Am I the only one who feels this way sometimes?

I feel like our generation is so lazy about relationships. We find dates on our phones and get asked out over a text message (yuck). Social media has made it so easy to skip difficult conversations and not make any effort to reach out to old friends. Heck, we’re keeping up with each other on facebook, so everything must be okay!

Granted, there are still a few people out there that do seem to know how to be decent human beings when it comes to friendships (I’m not pointing at the homeschoolers, I’m not pointing at the homeschoolers….who am I kidding…yes I am…we rock, y’all!). 

This post is kind of all over the place, but I’ve just been feeling very frustrated with our culture. I’ve seen a few friends slowly disappear during different stages of my life and it is sad. The only thing that makes me feel a little better is that I know that I did my best to keep those friendships alive as long as I could. But we can only give so much of ourselves while the other party gives nothing, amen?

So my challenge for millennials is to STEP IT UP. Be different. Be intentional. Make time for your friends. Try to stay in touch with old friends. Try to branch out and make new friends! Have a conversation with someone else, and try not to talk about yourself. Listen. Love. Learn.
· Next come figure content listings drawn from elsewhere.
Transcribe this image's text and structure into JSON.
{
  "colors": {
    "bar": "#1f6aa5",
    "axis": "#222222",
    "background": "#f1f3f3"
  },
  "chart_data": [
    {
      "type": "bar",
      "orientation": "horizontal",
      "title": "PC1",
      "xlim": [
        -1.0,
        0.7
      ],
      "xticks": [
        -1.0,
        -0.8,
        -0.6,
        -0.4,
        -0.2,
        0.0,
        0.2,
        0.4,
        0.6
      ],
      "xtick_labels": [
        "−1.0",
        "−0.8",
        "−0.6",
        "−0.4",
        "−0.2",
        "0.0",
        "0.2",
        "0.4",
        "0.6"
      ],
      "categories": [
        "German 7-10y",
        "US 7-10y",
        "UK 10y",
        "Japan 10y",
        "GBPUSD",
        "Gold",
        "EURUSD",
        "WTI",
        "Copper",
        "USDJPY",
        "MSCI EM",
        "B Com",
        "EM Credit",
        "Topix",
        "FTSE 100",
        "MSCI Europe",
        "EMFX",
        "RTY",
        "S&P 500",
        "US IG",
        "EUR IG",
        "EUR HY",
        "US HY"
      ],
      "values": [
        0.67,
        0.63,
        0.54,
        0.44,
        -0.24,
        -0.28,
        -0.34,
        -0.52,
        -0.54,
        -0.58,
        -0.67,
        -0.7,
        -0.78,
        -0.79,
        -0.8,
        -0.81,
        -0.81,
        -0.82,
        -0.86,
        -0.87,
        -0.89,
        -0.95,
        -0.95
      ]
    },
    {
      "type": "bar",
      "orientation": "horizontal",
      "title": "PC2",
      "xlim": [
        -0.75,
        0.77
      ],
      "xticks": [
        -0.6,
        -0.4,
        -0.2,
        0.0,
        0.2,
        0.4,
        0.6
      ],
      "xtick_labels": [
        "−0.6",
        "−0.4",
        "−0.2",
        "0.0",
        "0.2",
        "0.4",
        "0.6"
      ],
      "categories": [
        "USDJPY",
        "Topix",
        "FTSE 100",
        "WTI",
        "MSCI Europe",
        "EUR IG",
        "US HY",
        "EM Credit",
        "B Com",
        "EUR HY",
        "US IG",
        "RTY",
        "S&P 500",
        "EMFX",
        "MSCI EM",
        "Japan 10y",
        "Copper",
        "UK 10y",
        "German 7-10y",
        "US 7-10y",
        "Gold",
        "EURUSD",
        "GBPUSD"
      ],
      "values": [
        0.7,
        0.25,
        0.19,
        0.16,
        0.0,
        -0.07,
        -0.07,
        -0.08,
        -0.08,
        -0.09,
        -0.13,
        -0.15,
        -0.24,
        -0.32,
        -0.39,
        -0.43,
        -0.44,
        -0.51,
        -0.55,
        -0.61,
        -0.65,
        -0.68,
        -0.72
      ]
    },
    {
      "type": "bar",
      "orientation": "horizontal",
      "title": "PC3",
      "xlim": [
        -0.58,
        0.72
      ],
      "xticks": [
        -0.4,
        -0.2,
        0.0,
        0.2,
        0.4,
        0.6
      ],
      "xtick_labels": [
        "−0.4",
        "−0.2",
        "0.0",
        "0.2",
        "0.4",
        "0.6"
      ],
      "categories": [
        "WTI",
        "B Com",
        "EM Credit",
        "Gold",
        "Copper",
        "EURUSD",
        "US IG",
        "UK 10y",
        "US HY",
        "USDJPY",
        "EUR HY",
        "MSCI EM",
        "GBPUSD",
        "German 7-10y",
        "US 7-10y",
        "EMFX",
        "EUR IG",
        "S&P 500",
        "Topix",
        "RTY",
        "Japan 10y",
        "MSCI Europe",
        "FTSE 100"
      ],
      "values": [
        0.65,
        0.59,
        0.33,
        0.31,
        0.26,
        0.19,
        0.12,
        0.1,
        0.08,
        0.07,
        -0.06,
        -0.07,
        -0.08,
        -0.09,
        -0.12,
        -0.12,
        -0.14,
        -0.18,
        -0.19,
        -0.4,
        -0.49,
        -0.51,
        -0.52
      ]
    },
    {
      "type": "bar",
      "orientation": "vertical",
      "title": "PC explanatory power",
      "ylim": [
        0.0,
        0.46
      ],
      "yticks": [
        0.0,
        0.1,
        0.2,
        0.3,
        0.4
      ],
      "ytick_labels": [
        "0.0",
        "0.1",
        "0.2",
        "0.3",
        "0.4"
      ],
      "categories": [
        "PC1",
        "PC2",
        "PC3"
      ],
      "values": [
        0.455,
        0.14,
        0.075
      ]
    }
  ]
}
At this point, I don’t know if we can turn this train wreck around. My hope is that the real MVPs out there raise up their children to act with respect. Stay away from the internet. Play outside. Fight it out and make up. We might not be able to fix this problem, but we can make a difference in our little circles of the world.

Can y’all relate to this? Can any older wiser people pitch in and offer their view on this downfall? And if you are one of those people that keeps reaching out to others without a return on your investment, keep it up! Pat yourself on your back, because you’re a rockstar.

I leave you with a relevant song from Ben Rector. My husband and I saw him in concert recently and it was awesome.



  1. I can definitely related – I feel like I’m constantly fluctuating between being super motivated to invite friends to get together, to being totally discouraged when no one makes the same effort in return. Even though I totally love being the inviter, and I enjoy spending intentional time with others, it’s really hard to feel like I’m the only person in a friendship who’s trying.
    I guess the main thing I need to work on is focusing on my own actions, and not get so caught up in worrying about what others think/do.